THE OLD GROUNDS, DE - The Fisherman

THE OLD GROUNDS, DE

“For big flounder during the summer out of Cape May, it’s the Old Grounds.” So advised Fred Klug several years ago when asked where the best shot at a doormat, or at least a summer flounder in excess of five pounds, would be with any degree of consistency.

Klug, the tackle department manager of Utsch’s Marina in Cape May, has over four decades of experience angling the peninsula region, and was quick to point to the Old Grounds area’s extremely rough, rocky and sticky bottoms, making the doormat hunt difficult. Terminal tackle is eaten regularly, he exposited, but the fluke ensconced around the structure certainly make it worth the efforts of big flattie fanatics, especially those with the skill and know-how of working what has been described as a subsurface nightmare scenario.

The starting point of the expansive 90- to 120-foot deep Old Grounds (38.39.500/ 74.51.500) is the DB Buoy which is approximately 23 miles from the tip of Cape May, and a bonus is the nearby Delaware Reef Site 11, giving doormat destroyers even more drifting choices. The most commonly held belief regarding the Old Grounds’ incredibly rough bottom is that it was where ships that were to ascend Delaware Bay and venture farther up the Delaware River would drop their ballast loads. This may or may not have been true.
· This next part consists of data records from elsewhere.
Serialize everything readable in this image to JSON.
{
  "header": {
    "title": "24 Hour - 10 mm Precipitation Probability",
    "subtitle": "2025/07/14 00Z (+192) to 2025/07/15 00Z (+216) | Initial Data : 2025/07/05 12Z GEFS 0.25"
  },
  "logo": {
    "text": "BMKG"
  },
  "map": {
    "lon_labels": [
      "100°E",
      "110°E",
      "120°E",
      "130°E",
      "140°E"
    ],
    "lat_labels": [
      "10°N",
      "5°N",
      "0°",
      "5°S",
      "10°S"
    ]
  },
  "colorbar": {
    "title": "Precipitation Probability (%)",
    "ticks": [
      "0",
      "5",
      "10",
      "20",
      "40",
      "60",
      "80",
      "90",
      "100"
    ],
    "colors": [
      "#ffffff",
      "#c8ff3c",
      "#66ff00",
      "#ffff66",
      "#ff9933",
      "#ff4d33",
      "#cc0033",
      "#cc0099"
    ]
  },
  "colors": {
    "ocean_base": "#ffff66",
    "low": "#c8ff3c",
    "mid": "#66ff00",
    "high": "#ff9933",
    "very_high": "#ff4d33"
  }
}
However, the more scientific and reliable explanation is that the cobble, boulders and similar rubble are merely terminal moraine, i.e. the residual effect of the colossal force of glacial movement during the last Ice Age. All that was pushed forward stopped where the glacier ceased forward movement and began to recede. No matter which explanation for the rig-hungry bottom is believed, the fact remains that fluke, and big ones at that, sit in ambush throughout the myriad structure formations.
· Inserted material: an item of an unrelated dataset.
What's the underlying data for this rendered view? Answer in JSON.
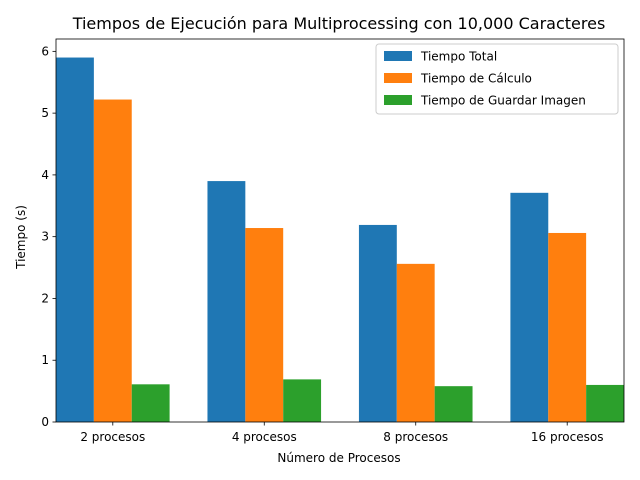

The depth and current mandate beefy, sometimes side-‘o-beef tackle, particularly during full and new moon periods when the tidal pull will really smoke, and require weights of up to ten ounces, maybe more. For the most part though, a three- to eight-ounce ball or bullet head jig tipped with a four- or six-inch chartreuse Gulp! Swimming Mullet, four-inch smelt pattern Pogy or six-inch chartreuse Ripple Mullet, tethered to 50- or 65-pound-test braid and a 30-pound fluorocarbon leader, will wipe doormats. Some sharpies affix a teaser and bait it with a spearing. The real deal is equally effective in the form of a stinger hook rigged whole squid, eight- to ten-inch salmon belly or a same length strip of dogfish. Fish perpendicular since any scope in the line will result in an instant hang-up instead of a hang-on.